Being a Fat Tourist in Rural Japan

Daisy Hollands
Writing in the Media
5 min readMar 5, 2024

Being a Fat Tourist in Rural Japan: The Real Gaijin Experience –

Gaijin (外人), outsider, alien — a current controversial term that Japanese speakers use to refer to foreigners. Whether you choose to be offended by the term entirely depends on your own experience.

in the rural town of Furuichi.
In the rural town of Furuichi, Beppu.

Before you venture to travel or move to another country, wherever it may be in the world, we’re all guilty of doing our research — especially on how we will be perceived when we arrive. My own experience involved months of consuming negative media about how people who looked like me were received in the lead-up to packing up my life and moving to rural Japan at 20 years old.

Even if you’ve never traveled to East Asia, I’m sure you’ve heard about the harsh beauty standards citizens impose on themselves. And if you haven’t, I suppose it can be summarized into four characteristics: extremely thin, extremely pale, blonde hair, and an impeccable sense of style. Emphasis on the thin.

A ‘Purikura’ photobooth in Japan. The facial warping is meant to emphasize Japanese beauty standards. There is no option to remove this filter…

We’re often told in the Western world, that while the Japanese are a very respectful race, they are not very forgiving of the tattooed and larger-bodied foreigners, and while this is somewhat true, it’s not in the ways you might think. Now don’t get me wrong, the world is changing, and people of all body types are slowly being accepted worldwide — particularly in tourist-heavy destinations. And while moving to Japan to study was the greatest decision I’ve ever made; I can’t say that it didn’t come with a cost.

While I don’t like to consider myself an easily influenced person, I was very much guilty of adhering to Japanese diet culture (skipping meals and living on Yakult), dressing more modestly — every outfit is revealing when you’re a curvy woman and becoming more reserved, so I don’t stand out against my skinny friends. And yes, it negatively affects your mental health, for a long while it seems.

The countryside village of Yufuin. (wearing a wool cardigan in 37C heat…)

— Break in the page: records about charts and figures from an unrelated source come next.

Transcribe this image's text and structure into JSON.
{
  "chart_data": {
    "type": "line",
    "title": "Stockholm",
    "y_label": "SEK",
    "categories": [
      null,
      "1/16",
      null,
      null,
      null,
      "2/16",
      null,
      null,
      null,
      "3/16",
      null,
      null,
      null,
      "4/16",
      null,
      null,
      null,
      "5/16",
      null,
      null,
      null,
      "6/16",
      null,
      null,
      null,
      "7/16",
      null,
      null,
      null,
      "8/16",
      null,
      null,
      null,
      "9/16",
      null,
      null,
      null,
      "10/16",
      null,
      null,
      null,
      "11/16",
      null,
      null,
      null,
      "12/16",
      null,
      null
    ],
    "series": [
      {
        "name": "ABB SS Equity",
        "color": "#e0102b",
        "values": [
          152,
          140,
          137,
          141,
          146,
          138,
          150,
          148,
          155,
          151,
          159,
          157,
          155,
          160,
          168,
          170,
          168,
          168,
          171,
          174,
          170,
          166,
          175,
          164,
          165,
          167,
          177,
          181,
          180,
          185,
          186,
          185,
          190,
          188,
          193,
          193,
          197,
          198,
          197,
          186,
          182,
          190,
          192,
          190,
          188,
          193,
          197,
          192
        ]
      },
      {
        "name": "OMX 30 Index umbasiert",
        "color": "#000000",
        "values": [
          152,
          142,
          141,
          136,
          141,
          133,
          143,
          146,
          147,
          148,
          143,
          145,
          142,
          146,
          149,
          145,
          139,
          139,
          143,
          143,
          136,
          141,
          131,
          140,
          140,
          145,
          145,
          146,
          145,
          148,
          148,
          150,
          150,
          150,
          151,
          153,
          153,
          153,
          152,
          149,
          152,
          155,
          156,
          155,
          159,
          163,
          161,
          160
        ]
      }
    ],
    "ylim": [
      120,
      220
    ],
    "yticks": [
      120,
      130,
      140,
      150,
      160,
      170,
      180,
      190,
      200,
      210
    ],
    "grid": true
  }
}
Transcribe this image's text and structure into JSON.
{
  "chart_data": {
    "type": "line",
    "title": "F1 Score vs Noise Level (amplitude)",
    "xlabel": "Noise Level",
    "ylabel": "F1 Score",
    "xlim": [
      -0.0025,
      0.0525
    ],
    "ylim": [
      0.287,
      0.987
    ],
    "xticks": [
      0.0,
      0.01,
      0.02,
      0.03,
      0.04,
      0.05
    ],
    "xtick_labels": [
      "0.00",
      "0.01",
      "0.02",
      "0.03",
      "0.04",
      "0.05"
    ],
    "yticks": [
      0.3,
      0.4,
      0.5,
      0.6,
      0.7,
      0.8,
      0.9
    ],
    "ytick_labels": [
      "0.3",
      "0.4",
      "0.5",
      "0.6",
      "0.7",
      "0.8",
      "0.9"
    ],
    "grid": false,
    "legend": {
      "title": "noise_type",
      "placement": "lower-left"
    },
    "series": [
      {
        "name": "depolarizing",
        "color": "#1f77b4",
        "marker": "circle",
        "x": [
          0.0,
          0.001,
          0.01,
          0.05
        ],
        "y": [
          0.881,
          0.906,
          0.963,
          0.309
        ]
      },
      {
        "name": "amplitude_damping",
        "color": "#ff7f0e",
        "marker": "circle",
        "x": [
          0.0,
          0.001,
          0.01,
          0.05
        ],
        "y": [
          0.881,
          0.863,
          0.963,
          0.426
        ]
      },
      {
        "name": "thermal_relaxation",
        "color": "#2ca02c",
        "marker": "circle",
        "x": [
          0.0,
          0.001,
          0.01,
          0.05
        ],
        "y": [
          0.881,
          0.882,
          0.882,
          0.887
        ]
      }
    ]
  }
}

I moved to a rural town in the south of Japan (Beppu, Oita) in September 2022. And while I had the support of my home university back in England and my host university, it was incredibly daunting. The world doesn’t work the same way, at the same speed, as it does in a city in the south of England and I probably learned the most valuable lessons of adapting within the first few weeks. My commute to campus every morning involved scaling a mountain on a bus probably made in the 50s, where you board on the back, grab a paper ticket, and exit at the front paying in cash — a similar journey into the nearest town (otherwise a 2-hour walk). Despite the blazing heat and tropical humidity, I quickly learned after a few stares from Obaasan’s that as a curvy woman, it was NOT acceptable for me to wear short sleeves or to have my shoulders out. The stares alone were uncomfortable enough for me to conform to dressing more ‘modestly’, and I suppose it helped that my Japanese wasn’t yet good enough to understand the comments they had to have been making.

When my Japanese improved, I learned to stay quiet in public. The attractive Japanese university boys were not interested in me, some stares and photograph taking could be excused as the fact they weren’t used to seeing foreigners in person, but most often they were directed at my very beautiful and beauty-standard conforming friends. On the occasion that they approached us to ‘practice their English’, I learned that they wanted an excuse to talk to my beautiful friends, and why wouldn’t they? I don’t blame them of course, but over the course of a year, it begins to rub you the wrong way. Once you pick up on one thing, the rest of them begin to make a lot more sense.

My friends, bless their hearts, are often oblivious to the struggles of living in a larger body, why should they concern themselves with it? But with this, they were frequent in making suggestions of ‘getting out there’ and “just go talk to them, what’s the worst that could happen?” with regards to the dating scene in Japan since it was going so well for them. And while I was happy to be chatting on Tinder behind the security of my phone screen, I was NOT going to approach the very handsome, very muscly Korean man who frequented my local Starbucks. As a consequence, post-Covid, it still took me an embarrassingly long time to remove my face mask.

With a traditional Japanese dancer in Ozai, Oita Prefecture.

It’s not to say that every single member of Japanese society is explicitly judgmental or to deter you, as a tourist, from visiting rural Japan. Despite my own anxieties, I still very much encourage everyone (if ever given the incredible opportunity) to visit Japan — especially rural, authentic Japan. While it made me look at myself and my body type through a critical lens, I learned so much about myself and what I’m capable of just by exposing myself to a culture so vastly different from my own. And now back in the UK, I find myself developing a sense of style and confidence I never had before, albeit a slow process, sometimes throwing yourself in the deep end (and experiencing the harsh realities of alternate cultures) teaches you how to live.